Гриша шагнул к двери. Но тут же повернулся и вновь рванулся к девушке.
Эра отстраненно подняла руку, сказала глухо, отрешенно:
— Иди. Уходи же, наконец…
На Одинцова из-за будки выскочили два солдата. Короткой очередью младший лейтенант срезал обоих. Около локомотива с вагоном мельтешили и гомонили гитлеровцы. Одинцов послал и туда несколько пуль. Внизу оправа мелькнули три тени. «Ага, Карлов, Лунев и матросик оторвались. Порядок, командир покидает корабль последним. А где же Шкута?» И тут же увидел — минер лежал навзничь поперек рельсов. Кинулся к рыженькому, приподнял залитую кровью голову, затормошил. Мертв — пули пересекли шею.
От паровоза снова застрочили автоматы. Младший лейтенант рванулся и съехал в овраг. Петляя, как заяц, понесся вдоль ручья. У высокого песчаного карьера бросился ничком на землю. И тотчас ухнул взрыв.
Лавиной посыпалось сверху, придавило. Одинцов на миг потерял сознание, но пришел в себя быстро. По горло его засыпал песок. Судорожно дергаясь, разгреб и выбрался на гребень выемки. Вокруг грохот, деревья точно пустились в пляс. Там, где был мост, словно развергся кратер вулкана.
Командир, продираясь через запутанные ветви, устремился вниз по течению реки. Сколько он бежал — не помнит, остановился уже далеко, хотя были видны отсветы зарева. Забравшись в густой кустарник, без сил рухнул на прелые листья, словно провалился во что-то бездонное, тягучее и косматое…
Очнулся младший лейтенант ранним утром. В вышине виднелись розоватые в отсветах зари облака. С севера тянулись, словно грозовые тучи, клубы дыма.
С кряхтеньем Одинцов поднялся на ноги. Чувствовал себя никудышно: в горле першило, затылок разрывало от боли. «Надо уйти как можно дальше», — подумал он и огляделся.
Место оказалось знакомым. Это было рядом с теми развалинами, куда их привел Лунев. Тут же ударило, как током: «А где ребята? Они же бежали впереди. Значит, если уцелели, должны быть поблизости, приказ был общим для всех — собраться в развалинах. Вот и пойду туда».
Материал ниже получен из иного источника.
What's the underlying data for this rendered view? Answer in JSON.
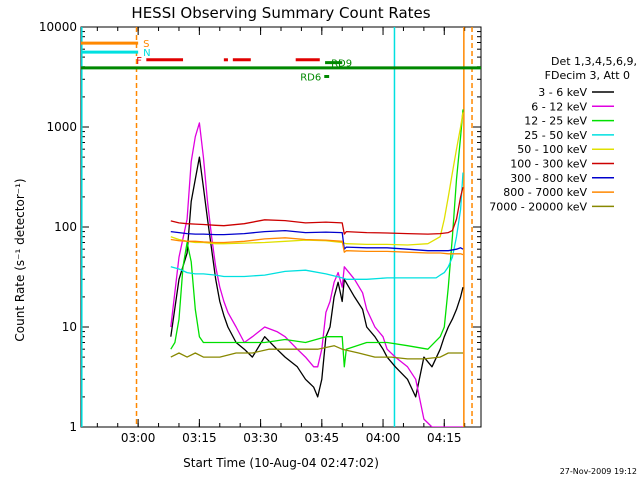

Прежде чем пойти в сторону руин, Одинцов оглядел себя. Вид был — хуже не придумаешь. Куртка висела клочьями, брюки на коленях порваны. Ладони в крови, автомат перепачкан глиной. Младший лейтенант снял магазин — в нем осталось всего десять патронов. Обойма вальтера, который всегда носил под мышкой, оказалась полной. Среди камней Одинцов заметил узкий ход. Протиснулся по нему и стал пробираться по каменному коридорчику. Опустился вниз, в равелин с проломанным куполом, свалился на землю. Отдышался и поднял голову.
Перед глазами, метрах в трех, возникли сначала лаковые туфли со сломанными каблуками, ноги в изодранных тонких чулках. Затем синяя, в мелкую складку юбка и… Он вздрогнул — в лицо уперся черный зрачок парабеллума. Пистолет держала в руке молодая женщина. На плечи наброшена вязаная кофта, из-под нее видна шелковая блузка. Волосы растрепаны, в глазах что-то безумное.
— Не шевелись, — не произнесла, а прошелестела.
Теперь он различил — она совсем юная. Облегченно выдохнул:
— О, господи, видно только этого мне и не хватало для полного счастья.
Она прищурилась, спросила резковато:
— Кто ты? Почему от своих скрываешься?
— От каких это своих?
Незнакомка кивнула на болтающуюся на рукаве повязку. Заметив, что он намеревается встать, истерично прикрикнула:
— Не шевелись! Пристрелю, как собаку!
Младший лейтенант окинул ее взглядом, усмехнулся и сел.
— Не двигайся! Стреляю!
— Да бросьте вы, хватит, — он безразлично махнул рукой. — Свой я. Советский разведчик. Да и вы не из тех, — большим пальцем Одинцов указал за спину. — Иначе не прятались бы здесь. Да еще в нарядной блузке и лакировках. Попить не найдется?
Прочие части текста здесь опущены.